Natomiast realnie oczywiscie branie kościelnego ślubu przez ludzi którzy nie praktykuja wiary (nie chodzą do kościoła, nie spowiadaja się etc etc) jest jakimś galaktycznym nieporozumieniem. Dla chrześcijanina czy katolika ślub w kościele ma cały swój metafizyczny wymiar, a "niewierzący a praktykujący" to coś niepokojącego - jeśli nie jesteś przekonany do swojej wiary, porozmawiaj z jakis mądrym księdzem, franciszkaninem, jezuitą, dominikaninem... w Kościele naprawde jest dużo mądrych ludzi, którzy mogą pomóc. I jest cały mechanizm naprawczy (jakby psycholog) który może wyprowadzic z takiego czy innego zwątpienia, poczucia oszykanym, lenistwa, etc.
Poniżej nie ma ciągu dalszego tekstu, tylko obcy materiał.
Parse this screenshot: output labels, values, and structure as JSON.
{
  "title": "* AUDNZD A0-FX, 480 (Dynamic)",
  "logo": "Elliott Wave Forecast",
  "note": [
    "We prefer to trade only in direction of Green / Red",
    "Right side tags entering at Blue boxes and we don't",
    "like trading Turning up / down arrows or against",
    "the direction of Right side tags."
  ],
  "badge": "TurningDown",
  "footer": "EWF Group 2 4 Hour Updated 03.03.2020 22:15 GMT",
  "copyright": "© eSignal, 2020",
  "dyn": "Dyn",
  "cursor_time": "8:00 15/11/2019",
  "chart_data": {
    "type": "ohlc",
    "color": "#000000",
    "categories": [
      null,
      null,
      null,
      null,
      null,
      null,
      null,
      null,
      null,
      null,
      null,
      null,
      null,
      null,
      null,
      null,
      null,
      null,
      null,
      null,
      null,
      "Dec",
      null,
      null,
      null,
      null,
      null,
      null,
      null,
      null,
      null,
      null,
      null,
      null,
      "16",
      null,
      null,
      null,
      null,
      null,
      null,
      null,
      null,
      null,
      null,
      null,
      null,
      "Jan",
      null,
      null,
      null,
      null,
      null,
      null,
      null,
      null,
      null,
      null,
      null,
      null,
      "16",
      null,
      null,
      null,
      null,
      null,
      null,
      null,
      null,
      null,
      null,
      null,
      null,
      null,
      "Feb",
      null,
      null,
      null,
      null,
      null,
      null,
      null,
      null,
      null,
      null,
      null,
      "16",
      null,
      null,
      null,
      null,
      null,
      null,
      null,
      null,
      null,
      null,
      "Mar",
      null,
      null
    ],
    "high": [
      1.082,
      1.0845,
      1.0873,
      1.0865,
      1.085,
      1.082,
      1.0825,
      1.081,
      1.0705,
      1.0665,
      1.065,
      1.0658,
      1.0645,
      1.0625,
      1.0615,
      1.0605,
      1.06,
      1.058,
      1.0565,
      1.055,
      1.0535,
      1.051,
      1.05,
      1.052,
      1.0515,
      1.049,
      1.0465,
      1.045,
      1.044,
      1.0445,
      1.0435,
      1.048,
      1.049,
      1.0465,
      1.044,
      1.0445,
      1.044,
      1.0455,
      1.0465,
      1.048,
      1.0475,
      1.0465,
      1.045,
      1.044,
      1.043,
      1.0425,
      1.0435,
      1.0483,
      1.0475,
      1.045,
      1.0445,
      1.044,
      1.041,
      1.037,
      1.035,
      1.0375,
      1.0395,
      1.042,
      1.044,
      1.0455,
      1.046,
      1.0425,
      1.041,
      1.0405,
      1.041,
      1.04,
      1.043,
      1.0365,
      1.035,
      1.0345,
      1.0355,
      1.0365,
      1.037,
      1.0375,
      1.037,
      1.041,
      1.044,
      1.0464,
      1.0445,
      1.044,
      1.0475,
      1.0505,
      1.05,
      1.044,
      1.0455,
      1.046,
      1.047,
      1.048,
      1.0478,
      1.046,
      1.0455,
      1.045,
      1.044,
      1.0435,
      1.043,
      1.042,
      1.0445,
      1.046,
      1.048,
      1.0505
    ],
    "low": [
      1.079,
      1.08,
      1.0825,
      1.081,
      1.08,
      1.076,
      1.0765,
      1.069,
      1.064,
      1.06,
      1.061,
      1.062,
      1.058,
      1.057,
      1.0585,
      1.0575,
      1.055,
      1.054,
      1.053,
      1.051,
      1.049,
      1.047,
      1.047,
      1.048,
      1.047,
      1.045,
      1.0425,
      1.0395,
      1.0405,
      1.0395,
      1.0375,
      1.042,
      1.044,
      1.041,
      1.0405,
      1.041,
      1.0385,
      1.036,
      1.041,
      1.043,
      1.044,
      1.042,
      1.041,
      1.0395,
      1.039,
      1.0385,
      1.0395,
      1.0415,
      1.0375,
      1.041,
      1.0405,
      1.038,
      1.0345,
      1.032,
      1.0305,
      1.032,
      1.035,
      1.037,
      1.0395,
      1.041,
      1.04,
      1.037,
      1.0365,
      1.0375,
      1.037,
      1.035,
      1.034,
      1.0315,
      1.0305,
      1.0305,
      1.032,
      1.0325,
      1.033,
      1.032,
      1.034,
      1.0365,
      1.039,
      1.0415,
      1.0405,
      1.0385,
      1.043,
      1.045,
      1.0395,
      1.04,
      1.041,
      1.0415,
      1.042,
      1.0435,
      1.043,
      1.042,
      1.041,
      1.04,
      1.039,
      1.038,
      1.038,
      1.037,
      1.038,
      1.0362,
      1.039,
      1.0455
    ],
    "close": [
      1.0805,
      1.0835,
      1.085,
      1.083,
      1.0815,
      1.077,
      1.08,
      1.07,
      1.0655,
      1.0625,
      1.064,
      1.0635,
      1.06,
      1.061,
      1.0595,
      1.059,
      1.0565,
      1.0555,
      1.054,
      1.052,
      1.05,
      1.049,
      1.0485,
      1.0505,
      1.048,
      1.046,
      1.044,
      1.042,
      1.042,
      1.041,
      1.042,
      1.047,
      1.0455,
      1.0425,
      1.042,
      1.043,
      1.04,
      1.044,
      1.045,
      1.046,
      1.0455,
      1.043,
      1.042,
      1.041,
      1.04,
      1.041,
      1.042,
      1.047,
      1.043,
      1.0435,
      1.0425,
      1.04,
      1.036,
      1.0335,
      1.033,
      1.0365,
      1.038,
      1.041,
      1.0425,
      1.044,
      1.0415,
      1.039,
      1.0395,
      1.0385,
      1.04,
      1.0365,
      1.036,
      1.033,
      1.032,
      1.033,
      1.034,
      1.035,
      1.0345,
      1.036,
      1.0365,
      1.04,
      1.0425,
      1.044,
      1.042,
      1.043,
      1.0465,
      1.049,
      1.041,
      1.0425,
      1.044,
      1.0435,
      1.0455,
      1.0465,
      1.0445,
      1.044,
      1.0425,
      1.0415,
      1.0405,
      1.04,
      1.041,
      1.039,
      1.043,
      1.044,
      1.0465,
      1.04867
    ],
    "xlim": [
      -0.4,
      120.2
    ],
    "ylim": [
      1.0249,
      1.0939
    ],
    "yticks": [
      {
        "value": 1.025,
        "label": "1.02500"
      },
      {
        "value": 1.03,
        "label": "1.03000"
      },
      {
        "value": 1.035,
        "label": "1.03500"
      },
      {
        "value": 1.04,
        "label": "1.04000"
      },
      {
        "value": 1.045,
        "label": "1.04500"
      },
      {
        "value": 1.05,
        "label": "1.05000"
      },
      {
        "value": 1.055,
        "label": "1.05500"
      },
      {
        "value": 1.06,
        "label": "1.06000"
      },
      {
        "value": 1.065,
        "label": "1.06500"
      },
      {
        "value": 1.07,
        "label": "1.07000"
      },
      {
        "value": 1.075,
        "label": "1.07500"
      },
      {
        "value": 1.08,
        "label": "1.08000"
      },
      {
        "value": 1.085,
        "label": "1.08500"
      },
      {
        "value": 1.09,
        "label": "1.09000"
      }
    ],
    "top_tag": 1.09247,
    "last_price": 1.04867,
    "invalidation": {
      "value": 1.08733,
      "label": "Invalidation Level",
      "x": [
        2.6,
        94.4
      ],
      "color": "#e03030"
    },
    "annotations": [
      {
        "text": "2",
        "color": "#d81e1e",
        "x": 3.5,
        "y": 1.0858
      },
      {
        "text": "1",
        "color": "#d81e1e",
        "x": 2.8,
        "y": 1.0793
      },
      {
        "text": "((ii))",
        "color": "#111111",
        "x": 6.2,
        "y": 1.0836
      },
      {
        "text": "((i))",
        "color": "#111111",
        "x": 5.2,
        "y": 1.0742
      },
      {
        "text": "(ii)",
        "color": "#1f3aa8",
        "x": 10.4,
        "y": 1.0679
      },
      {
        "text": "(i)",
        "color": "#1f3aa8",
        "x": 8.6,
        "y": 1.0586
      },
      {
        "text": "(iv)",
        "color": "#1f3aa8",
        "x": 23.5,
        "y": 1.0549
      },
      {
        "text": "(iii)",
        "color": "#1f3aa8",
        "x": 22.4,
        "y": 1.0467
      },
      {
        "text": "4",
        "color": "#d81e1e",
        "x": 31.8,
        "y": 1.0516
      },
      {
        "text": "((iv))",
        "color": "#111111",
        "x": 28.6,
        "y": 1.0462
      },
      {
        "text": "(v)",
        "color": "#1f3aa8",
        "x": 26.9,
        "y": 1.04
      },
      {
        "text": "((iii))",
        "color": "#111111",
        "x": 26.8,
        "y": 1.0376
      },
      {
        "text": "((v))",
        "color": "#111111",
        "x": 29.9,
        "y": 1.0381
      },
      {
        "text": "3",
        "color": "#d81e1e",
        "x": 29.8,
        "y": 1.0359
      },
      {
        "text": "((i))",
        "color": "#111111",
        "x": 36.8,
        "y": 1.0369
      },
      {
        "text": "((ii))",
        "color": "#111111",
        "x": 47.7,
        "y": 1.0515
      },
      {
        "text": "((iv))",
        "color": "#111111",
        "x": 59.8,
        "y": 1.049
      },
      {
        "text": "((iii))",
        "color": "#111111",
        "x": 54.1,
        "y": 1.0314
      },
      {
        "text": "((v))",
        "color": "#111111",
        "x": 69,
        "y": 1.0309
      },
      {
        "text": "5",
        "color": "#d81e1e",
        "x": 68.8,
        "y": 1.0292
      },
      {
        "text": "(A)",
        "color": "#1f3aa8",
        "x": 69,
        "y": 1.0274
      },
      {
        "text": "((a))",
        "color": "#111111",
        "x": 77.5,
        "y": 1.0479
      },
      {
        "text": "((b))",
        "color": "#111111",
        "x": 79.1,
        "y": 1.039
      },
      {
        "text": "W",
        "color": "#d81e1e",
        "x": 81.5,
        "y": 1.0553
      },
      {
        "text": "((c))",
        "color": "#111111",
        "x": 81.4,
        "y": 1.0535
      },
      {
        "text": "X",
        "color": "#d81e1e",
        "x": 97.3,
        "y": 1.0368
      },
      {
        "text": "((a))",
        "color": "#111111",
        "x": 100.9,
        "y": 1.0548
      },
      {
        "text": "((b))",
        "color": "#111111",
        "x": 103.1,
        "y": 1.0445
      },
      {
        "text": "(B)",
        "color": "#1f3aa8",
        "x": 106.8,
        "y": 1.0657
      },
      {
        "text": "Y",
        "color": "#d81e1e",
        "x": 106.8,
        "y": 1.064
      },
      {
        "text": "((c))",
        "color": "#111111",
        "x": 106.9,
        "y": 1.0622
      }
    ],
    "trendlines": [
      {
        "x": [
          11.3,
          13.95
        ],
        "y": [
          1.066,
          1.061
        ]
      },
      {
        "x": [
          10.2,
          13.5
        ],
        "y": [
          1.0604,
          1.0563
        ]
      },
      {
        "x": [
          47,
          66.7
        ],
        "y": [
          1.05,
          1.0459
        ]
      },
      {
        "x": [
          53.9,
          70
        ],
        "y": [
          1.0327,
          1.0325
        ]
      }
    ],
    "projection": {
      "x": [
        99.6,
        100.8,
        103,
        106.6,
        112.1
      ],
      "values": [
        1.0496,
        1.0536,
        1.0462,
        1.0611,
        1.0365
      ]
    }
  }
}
Uff... to na sam koniec polecam dla zainteresowanych (a teraz cos z zupelnie innej beczki) lekture "Podrozy do nowej przeszlosci" Stefana Bratkowskiego, w szczegolnosci o poczatkach i roli chrzescijanstwa w Europie. Kto czyta nie bladzi:)

M.

Marcin
15 lat temu

Oczywiście "wymóg bycia bierzmowanym do ślubu". Bierzmowanie jako takie jest oczywiscie elementem Katechizmu.

To błąd językowy, zle mi się na pisało - ale myślałem dobrze.

M.

krysia
15 lat temu

ale kiczowaty wystrój pokoju aaaaa
te serca są tandetne masakra!!!

Martin
15 lat temu

Hm. Podobnie się zachowywały prymitywne, dzikie ludy Afryki, kiedy przyjeżdżali do nich misjonarze i mówili im o Bogu. Ci mówią o poświęceniu, grzechu miłości - a Murzyn zwraca tylko uwagę na paciorki...

Komentarz świadczy o komentującym. Pewnie dlatego niektórzy nie za bardzo chcą się podpisywać pod tym co piszą.

Mateusz
15 lat temu

Martin, ale śnieg to naprawdę NIE był mądry pomysł. Ten skrypt ma straszliwą tendencję do mulenia. Zrób może żeby latał tylko w górnej części strony, albo jakoś to popraw, bo nie da się normalnie pisać nawet ;/

Michał
15 lat temu

Nie na temat odcinka (ale za to na inny Odwykowy temat): fronda.pl

dawidd
15 lat temu

Pisze Dawidd.
Nie wiem dlaczego ale nie moge sie podpisać mam tylko pole tesktowo i przycik "wyślij".
Martin przecież ta osoba się podpisała "krysia" :)

Natalia
15 lat temu

Słuchy mnie doszły, Martinie, że podobno do Starogardu Gdańskiego zawitasz? Ba, powiem nawet, że w skromne progi mojego LO. Mam nadzieje, iż to się ziści.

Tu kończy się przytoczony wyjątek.